What would universal childcare look like in Canada? One idea is to extend the mandate of public education to children 1-4 years of age for families who want it, and to offer before- and after-school care that matches the hours of a standard workday, as is now done to varying degrees in many regions of Canada. This may involve co-locating childcare facilities with schools in order to centralize access, which will boost participation in early care and learning programs in Canada, currently well below OECD averages (McCuaig & Akbari, 2017).
Expanding public education to cover the age ranges currently served by licensed childcare providers might also help create oversight into the quality of care, which is also an important ingredient in fostering a developmental boost for children in childcare (Araujo et al., 2019; Burchinal et al., 1996; NICHD Early Child Care Network, 2002; NICHD Early Child Care Network & Duncan, 2003).
This vision of universal access to childcare also has to be reconciled with the traditional practices of our many diverse communities. For example, it is members from within the community who traditionally care for the youngest ones in many Indigenous communities, providing access to culturally specific languages and customs. Incorporating this cultural component into a universal system will require both nationwide approaches, such as developing culturally-responsive teaching curricula for all Canadian early childhood educators, as well as more community-specific approaches, such as providing public funds and support to Indigenous-led efforts that embrace these childcare traditions (Inuit Tapiriit Kanatami, 2014; Friendly et al., 2020; Seeber, 2020).

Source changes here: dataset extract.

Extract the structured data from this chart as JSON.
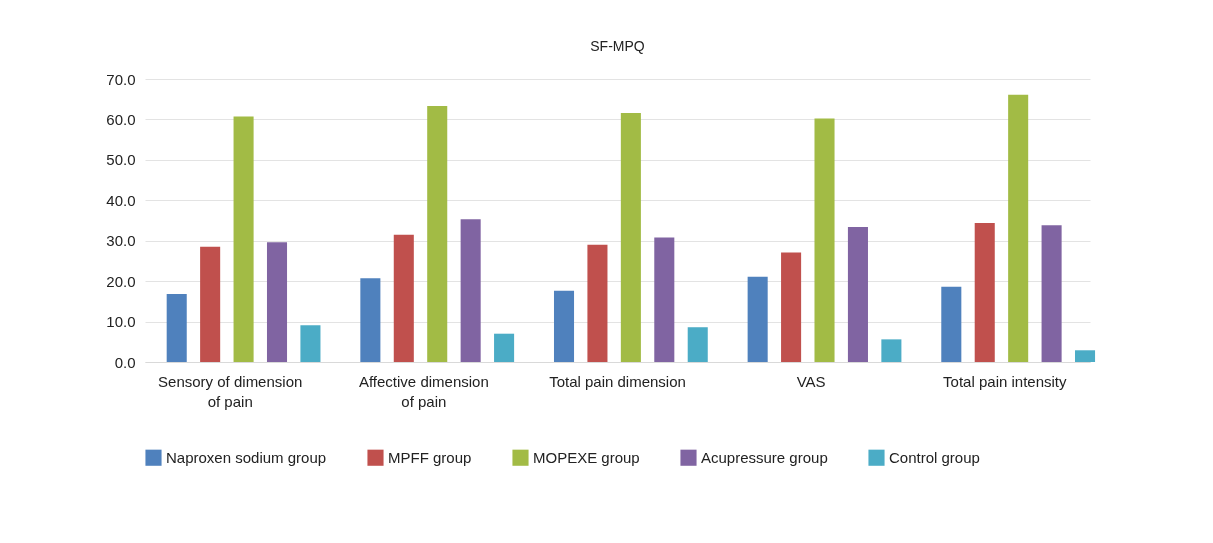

A similar reliance on family and cultural traditions in early care is also prevalent among several immigrant groups, who may benefit from similar inclusionary programming to ensure that childcare needs in these communities are also being met.
COVID has, in so many ways, shown why we need a stronger social safety net in Canada. And as we consider changes that may be made to this safety net, there are many reasons to consider a role for universal childcare. Although expensive, it is a win-win-win, as research suggests long-term, but clear benefits for those young parents facing the greatest barriers in our labour market, for their children, and for our national economy.